A little later, when the sun really was gone and the trees had become black veins and pillars and claws I pulled away and watched Memphis do up the buttons of his over shirt. He had the keys of the mustang in one hand. He wouldn’t let anyone touch it, even to go back for it. They were probably the only things he’d carried all the way from his father’s farm.

“Are you going back to Everwoods?” I asked, because Les wouldn’t, and Memphis wouldn’t volunteer an answer unless I asked first. He still might not. He was in a quiet mood.

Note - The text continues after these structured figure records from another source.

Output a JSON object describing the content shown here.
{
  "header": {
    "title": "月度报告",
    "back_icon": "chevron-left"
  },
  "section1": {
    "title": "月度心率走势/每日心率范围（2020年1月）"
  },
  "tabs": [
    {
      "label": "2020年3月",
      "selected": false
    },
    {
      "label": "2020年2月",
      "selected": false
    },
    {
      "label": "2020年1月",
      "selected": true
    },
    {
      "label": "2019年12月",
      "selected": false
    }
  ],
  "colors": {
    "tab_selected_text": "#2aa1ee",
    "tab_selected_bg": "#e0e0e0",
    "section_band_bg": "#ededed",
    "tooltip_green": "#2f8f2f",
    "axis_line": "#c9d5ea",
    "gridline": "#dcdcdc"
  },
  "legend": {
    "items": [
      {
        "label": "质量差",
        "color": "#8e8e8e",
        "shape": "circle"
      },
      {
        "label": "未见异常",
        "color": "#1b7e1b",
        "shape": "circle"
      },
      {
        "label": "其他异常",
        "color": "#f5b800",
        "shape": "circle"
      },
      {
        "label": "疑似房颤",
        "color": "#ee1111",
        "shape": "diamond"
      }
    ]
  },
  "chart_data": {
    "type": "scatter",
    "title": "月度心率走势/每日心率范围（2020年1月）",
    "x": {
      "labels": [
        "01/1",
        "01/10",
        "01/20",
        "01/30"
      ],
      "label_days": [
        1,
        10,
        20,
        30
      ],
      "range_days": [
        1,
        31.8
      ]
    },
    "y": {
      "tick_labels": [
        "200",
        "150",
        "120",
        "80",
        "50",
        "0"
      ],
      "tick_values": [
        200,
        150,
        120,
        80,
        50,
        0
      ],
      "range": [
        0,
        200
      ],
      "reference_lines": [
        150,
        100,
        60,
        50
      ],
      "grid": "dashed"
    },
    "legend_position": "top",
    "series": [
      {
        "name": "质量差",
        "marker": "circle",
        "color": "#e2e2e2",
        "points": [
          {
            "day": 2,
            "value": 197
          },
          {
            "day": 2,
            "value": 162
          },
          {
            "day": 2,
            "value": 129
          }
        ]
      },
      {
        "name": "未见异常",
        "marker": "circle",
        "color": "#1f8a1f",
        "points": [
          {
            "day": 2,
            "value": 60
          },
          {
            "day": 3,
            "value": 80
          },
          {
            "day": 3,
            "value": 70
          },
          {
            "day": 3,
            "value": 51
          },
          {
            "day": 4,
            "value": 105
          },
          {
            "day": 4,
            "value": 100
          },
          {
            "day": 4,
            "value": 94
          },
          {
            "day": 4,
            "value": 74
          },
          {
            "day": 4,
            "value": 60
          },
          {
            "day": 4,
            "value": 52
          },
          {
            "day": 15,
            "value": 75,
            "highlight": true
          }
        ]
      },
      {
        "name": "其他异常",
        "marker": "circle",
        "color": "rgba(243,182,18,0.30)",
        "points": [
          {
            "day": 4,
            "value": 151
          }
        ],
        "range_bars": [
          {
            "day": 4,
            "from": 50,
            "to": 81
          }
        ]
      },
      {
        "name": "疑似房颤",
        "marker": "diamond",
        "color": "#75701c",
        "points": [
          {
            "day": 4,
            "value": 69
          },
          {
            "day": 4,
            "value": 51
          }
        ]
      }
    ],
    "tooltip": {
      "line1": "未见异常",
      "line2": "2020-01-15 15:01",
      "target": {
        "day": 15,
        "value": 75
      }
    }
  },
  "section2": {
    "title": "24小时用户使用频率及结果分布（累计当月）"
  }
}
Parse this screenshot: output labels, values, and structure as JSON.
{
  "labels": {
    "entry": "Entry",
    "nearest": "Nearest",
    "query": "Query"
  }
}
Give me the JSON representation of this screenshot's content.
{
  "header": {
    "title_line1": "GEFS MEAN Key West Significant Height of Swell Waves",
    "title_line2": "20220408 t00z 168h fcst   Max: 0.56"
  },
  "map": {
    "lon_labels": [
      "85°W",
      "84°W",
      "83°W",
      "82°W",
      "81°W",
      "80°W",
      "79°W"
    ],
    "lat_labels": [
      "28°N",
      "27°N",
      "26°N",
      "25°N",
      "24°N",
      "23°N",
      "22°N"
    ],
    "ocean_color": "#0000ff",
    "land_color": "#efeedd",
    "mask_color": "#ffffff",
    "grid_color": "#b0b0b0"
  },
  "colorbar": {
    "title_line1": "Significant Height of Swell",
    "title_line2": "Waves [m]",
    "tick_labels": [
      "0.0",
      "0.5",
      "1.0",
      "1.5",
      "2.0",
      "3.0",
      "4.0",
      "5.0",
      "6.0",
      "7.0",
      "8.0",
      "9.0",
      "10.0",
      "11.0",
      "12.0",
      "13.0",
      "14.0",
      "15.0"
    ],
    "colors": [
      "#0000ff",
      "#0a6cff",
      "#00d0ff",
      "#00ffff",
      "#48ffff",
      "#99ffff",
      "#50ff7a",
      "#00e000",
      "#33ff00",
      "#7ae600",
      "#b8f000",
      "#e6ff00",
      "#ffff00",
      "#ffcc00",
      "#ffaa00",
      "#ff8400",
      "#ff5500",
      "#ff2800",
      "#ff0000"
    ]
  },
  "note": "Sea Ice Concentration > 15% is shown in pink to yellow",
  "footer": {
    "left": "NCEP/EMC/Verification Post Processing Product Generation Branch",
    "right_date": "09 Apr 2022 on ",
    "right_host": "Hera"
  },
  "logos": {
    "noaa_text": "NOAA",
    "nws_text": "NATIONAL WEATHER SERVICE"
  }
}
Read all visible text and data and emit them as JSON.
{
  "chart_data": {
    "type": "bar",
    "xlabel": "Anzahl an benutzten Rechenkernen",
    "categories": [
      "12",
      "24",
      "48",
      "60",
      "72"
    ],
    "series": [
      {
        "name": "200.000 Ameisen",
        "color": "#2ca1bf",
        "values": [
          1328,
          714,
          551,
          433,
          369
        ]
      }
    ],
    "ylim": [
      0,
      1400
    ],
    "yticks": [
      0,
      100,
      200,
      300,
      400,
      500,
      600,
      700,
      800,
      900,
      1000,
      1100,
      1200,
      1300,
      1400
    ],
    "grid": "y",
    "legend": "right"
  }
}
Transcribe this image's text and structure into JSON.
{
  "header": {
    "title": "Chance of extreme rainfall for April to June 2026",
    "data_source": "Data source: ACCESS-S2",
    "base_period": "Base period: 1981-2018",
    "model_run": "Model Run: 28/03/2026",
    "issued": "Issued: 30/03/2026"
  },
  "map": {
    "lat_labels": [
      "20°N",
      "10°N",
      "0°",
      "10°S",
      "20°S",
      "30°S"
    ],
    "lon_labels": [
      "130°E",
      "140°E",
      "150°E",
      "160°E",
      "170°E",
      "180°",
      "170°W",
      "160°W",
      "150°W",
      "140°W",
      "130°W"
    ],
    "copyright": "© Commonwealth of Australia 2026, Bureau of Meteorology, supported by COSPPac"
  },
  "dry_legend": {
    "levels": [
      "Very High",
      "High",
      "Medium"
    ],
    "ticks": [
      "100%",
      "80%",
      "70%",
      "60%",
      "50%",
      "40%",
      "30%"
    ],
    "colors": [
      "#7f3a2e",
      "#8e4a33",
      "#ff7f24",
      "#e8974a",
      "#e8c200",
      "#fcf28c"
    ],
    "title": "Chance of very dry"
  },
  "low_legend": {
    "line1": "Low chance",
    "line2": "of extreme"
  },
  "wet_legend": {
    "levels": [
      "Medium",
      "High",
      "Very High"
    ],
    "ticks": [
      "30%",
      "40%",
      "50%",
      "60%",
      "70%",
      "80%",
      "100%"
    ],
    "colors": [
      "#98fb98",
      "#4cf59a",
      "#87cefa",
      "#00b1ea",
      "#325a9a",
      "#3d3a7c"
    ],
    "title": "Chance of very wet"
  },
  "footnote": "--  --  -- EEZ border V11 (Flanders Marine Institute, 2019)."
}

Memphis looked down at the button on his shirt. He wasn’t frowning but I knew he didn’t want to. He wanted something Kila Glade didn’t have either, for all its smell of grass seeds and hollyhocks and leaf mould. He wanted something impossible, something that he’d dreamed up inside him and might begin to resent the world for not making real. Left alone, Memphis had dreamed up beautiful woods and beautiful pastures and gales and mud and plums. If he could turn inward and live there, he would.

“Not Everwoods,” he said finally. “Is there some place on the other side of Kila Glade? I could keep driving.”

He was already gone. He hadn’t left and already he was going. He had probably been leaving since he’d arrived. Bits of him were shifting at a time. “You could,” I said. “You want some place else?”

“Somewhere between Everwoods and Kila Glade. Some place like that.”

“Some place like you.”

Memphis went quiet again. He would stay quiet the rest of the night. He would explain the incident with Abram to Les with as few words as possible and let Les rage on his own. He wouldn’t talk about the kiss of his mustang or where he was going next. He surprised me by saying, “Maybe I’ll go somewhere you can walk into.”

I don’t know if I believed it. Memphis would never go anywhere the mustang couldn’t go as well. I didn’t tell him he wanted to go somewhere impossible. That places like that weren’t found, but made. He’d already made it.


But the next morning the mud had fossilized his footsteps away from Les’ and the mustang sat keyless in the general store’s parking lot.